[2020-07-03]
Many clients who are new to trusts often assume at first that this is an investment scheme, and even more often they assume that it is a tool for tax evasion and debt avoidance.
In fact, trusts are advertised in a variety of ways and there are many propaganda claims that deify trusts in order to attract more clients.
Let’s take the mystery out of trusts here.
In practice, the trustee is independent of the trustee and the trust is also independent of the trustee, so, strictly speaking, the trustee cannot be an employee of the trustee. This is because once the trust is established, the trustee is subject to the instructions in the trust agreement established by the trustee’s will, so it becomes appropriate to consider that each act is for the benefit of the beneficiaries. In the most extreme case, if there is any possibility of contravening the terms of the trust agreement or the interests of the beneficiaries, the trustee should refuse to carry out the changed instructions in order to protect the administration of the trust and the ultimate interests of the beneficiaries.
Even if the trustee is independent and not constrained by the trustee or beneficiaries, the trustee or beneficiaries may file a complaint against the trustee if the trustee fails to effectively implement the terms of the trust and protect the interests of the beneficiaries. If the situation does not improve, the trustee may also request a change of trustee or termination of the trust.
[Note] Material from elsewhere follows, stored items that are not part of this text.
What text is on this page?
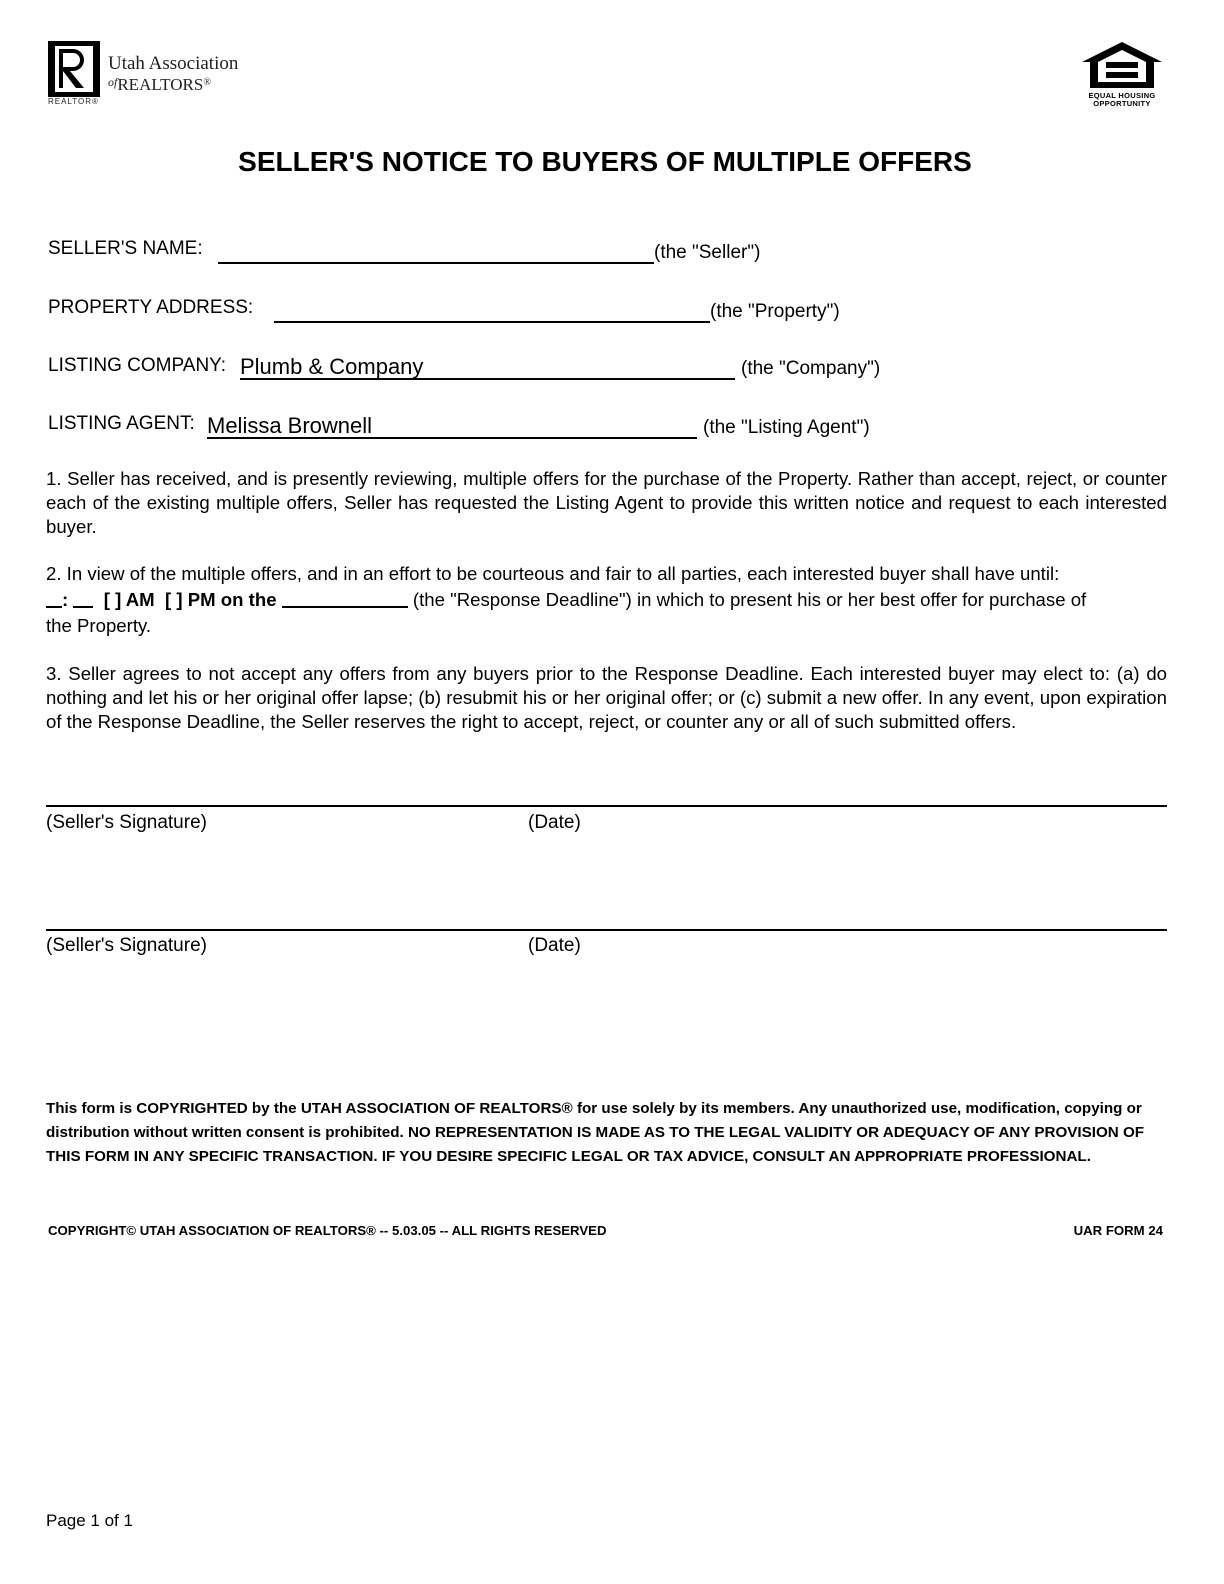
Utah Association
$^{of}$REALTORS®
REALTOR®
EQUAL HOUSING
OPPORTUNITY
SELLER'S NOTICE TO BUYERS OF MULTIPLE OFFERS
SELLER'S NAME:	(the "Seller")
PROPERTY ADDRESS:	(the "Property")
LISTING COMPANY: Plumb & Company	(the "Company")
LISTING AGENT: Melissa Brownell	(the "Listing Agent")
1. Seller has received, and is presently reviewing, multiple offers for the purchase of the Property. Rather than accept, reject, or counter each of the existing multiple offers, Seller has requested the Listing Agent to provide this written notice and request to each interested buyer.
2. In view of the multiple offers, and in an effort to be courteous and fair to all parties, each interested buyer shall have until:
: [ ] AM [ ] PM on the	(the "Response Deadline") in which to present his or her best offer for purchase of
the Property.
3. Seller agrees to not accept any offers from any buyers prior to the Response Deadline. Each interested buyer may elect to: (a) do nothing and let his or her original offer lapse; (b) resubmit his or her original offer; or (c) submit a new offer. In any event, upon expiration of the Response Deadline, the Seller reserves the right to accept, reject, or counter any or all of such submitted offers.
(Seller's Signature)	(Date)
(Seller's Signature)	(Date)
This form is COPYRIGHTED by the UTAH ASSOCIATION OF REALTORS® for use solely by its members. Any unauthorized use, modification, copying or distribution without written consent is prohibited. NO REPRESENTATION IS MADE AS TO THE LEGAL VALIDITY OR ADEQUACY OF ANY PROVISION OF THIS FORM IN ANY SPECIFIC TRANSACTION. IF YOU DESIRE SPECIFIC LEGAL OR TAX ADVICE, CONSULT AN APPROPRIATE PROFESSIONAL.
COPYRIGHT© UTAH ASSOCIATION OF REALTORS® -- 5.03.05 -- ALL RIGHTS RESERVED	UAR FORM 24
Page 1 of 1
Many clients believe that trusts are stand-alone entities and that it is easy to hide assets within them. In reality, however, due to the implementation of anti-terrorism and money laundering regulations and the coordination of information exchange under tax treaties and other regulations, when a trust is set up and assets are transferred, the trustee company must examine not only the quality of the assets, but also the background of the trustee. The ability to conceal identities is not as high as said, as the trustee must still deal with regulatory investigations and reporting of relevant assets after the trust has been established.
When many clients hear the word “trust,” they think of tax avoidance. In fact, many professional tax attorneys use trusts to manage their clients’ taxes and in some cases, use the features of a trust to reduce their clients’ tax burden. However, many ordinary people should not assume that trusts can be used to evade taxes. In fact, many trusts do require tax reporting and tax payments. It is only through a professional arrangement that the client is able to reduce the final tax bill.
You’ve probably heard that trusts can be used to legally avoid debt. Many failed business owners may move their assets into an offshore trust before they go bankrupt. Technically, if a creditor is found to have made such a move, it is certainly subject to recovery and the trustee may be forced to dissolve the trust in order to pay off the trustee’s debts. However, if the trust has been established for a long period of time and is completely independent of the trustee, there is no way for creditors to recover the trust assets. For this reason, accountants and trustees often recommend to their clients to set up the trust early to protect themselves and their families in the long term.